加賀回來了:“櫻木女士,的場先生,請繼續?!?
櫻木千鶴交抱手臂看的場:
“你是說,你會跟我女兒交往,只是巧合?”
“當然了。我可不是什么萬人迷,有辦法自在地擄獲看上的女孩芳心。所以我把它當成老天爺賜給我的機會。順利的話,不只是櫻木醫院,我甚至可以得到櫻木家的一切。若是理惠生下我的孩子,就能在櫻木家的血統里,混進你們以前奪走的人的血統。這世上還有比這更大快人心的事嗎?”
“理惠該不會已經懷孕了吧?”
“很可惜,應該沒有?!?
“這樣,那我就放心了。不過沒能避開失去外子這個最糟糕的結局,令人懊恨。我真的打從心底后悔極了,我們應該更早向你攤牌的。

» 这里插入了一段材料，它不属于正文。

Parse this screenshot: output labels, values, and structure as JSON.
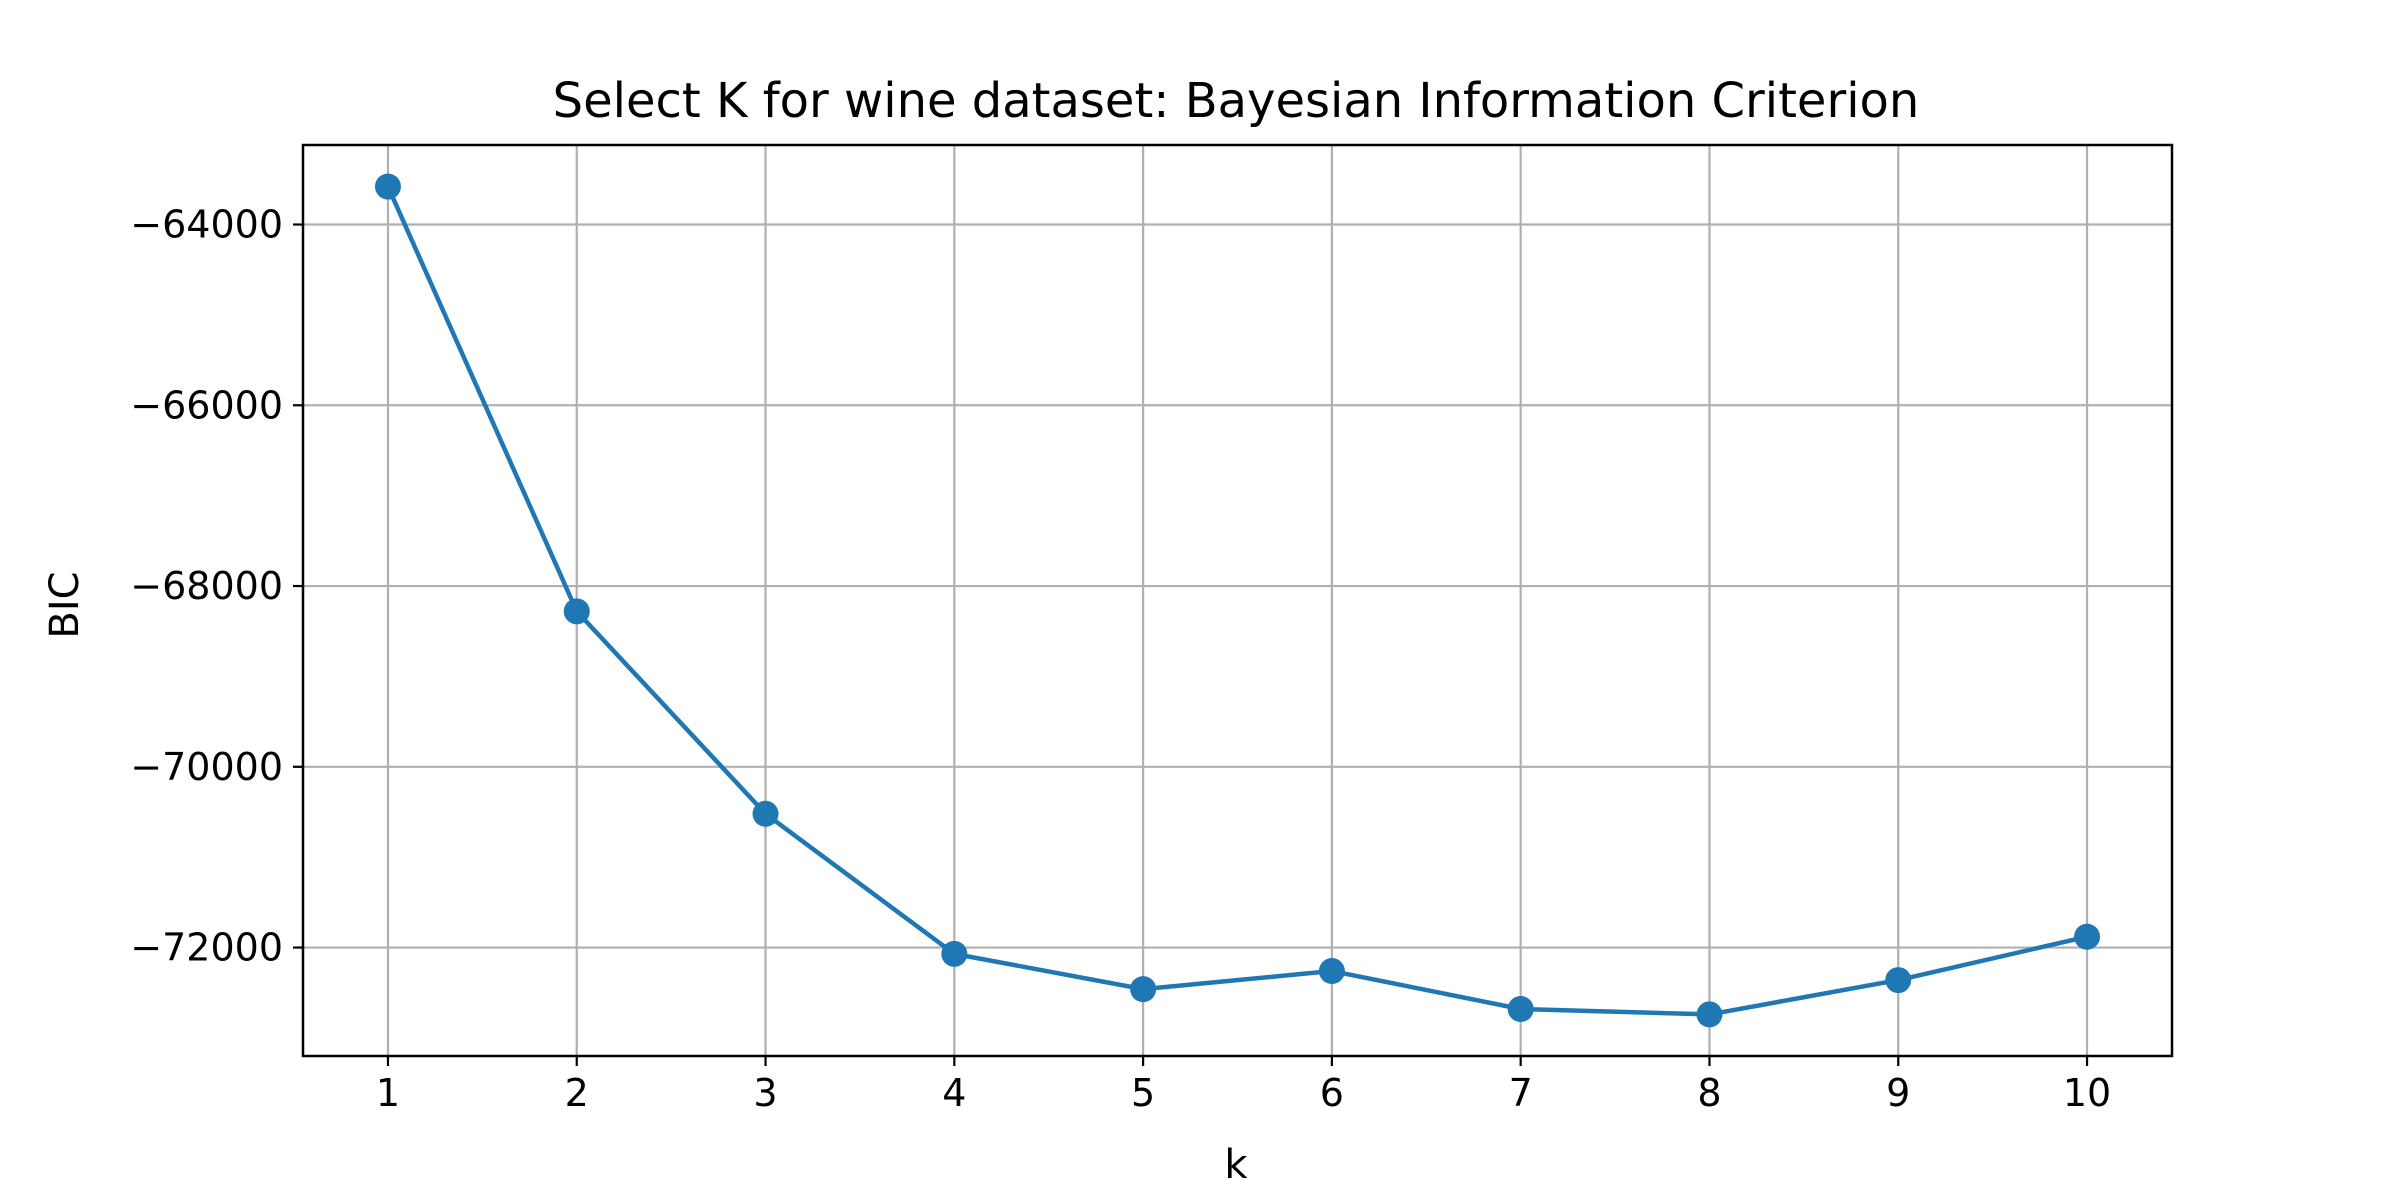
{
  "chart_data": {
    "type": "line",
    "title": "Select K for wine dataset: Bayesian Information Criterion",
    "xlabel": "k",
    "ylabel": "BIC",
    "x": [
      1,
      2,
      3,
      4,
      5,
      6,
      7,
      8,
      9,
      10
    ],
    "series": [
      {
        "values": [
          -63580,
          -68280,
          -70520,
          -72070,
          -72460,
          -72260,
          -72680,
          -72740,
          -72360,
          -71880
        ],
        "color": "#1f77b4",
        "marker": "circle"
      }
    ],
    "xticks": [
      "1",
      "2",
      "3",
      "4",
      "5",
      "6",
      "7",
      "8",
      "9",
      "10"
    ],
    "yticks": [
      {
        "value": -64000,
        "label": "−64000"
      },
      {
        "value": -66000,
        "label": "−66000"
      },
      {
        "value": -68000,
        "label": "−68000"
      },
      {
        "value": -70000,
        "label": "−70000"
      },
      {
        "value": -72000,
        "label": "−72000"
      }
    ],
    "xlim": [
      0.55,
      10.45
    ],
    "ylim": [
      -73200,
      -63120
    ],
    "grid": true
  }
}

外子顧慮理惠的感受,拖延決定,真是做錯了。但他應該也沒料到居然會遇到殺身之禍,所以也不能說是他的錯?!?
的場戲謔地搖晃身體:“你當真以為是我殺了院長?”
“殺了外子的應該是檜川,但那是你安排的吧?都到了這地步了,你就別再裝傻了?!?
“好吧,那么我就老實說了。對院長下藥的是我。我趁機在他的威士忌里下了藥。但我跟檜川沒有關系。我的目的是院長放在客廳的筆電。那天白天,院長看著筆電,說了令人擔心的話。他說在用人的時候,最重要的是進行人身調查。當下我就直覺院長是在說我,所以我想確定他到底是在看什么。我預期只要讓院長服下安眠藥,他就會直接回去臥室。”
“虧你想得出這種搪塞之詞?!?
“這是真的?!?
“你自己剛才不是說了嗎?你希望院長死掉。難道你忘了?”
“我沒忘,我的確說過。因為這是事實。我確實希望院長死掉。只要院長死掉,我的愿望就可以加速實現。所以看到院長遭人刺傷,我也沒有為他搶救。我并不想救他。我反射性地想到,只要丟下他不管,他肯定會沒命。但你們在這里,我不能站在一旁袖手旁觀。所以我才用追捕歹徒當借口,離開現場。”的場轉向加賀?!斑@才是真相。”
“您為什么進入斜坡,朝栗原家的別墅走去?”加賀問。“您剛才提出的理由是,您認為歹徒應該會走小路。”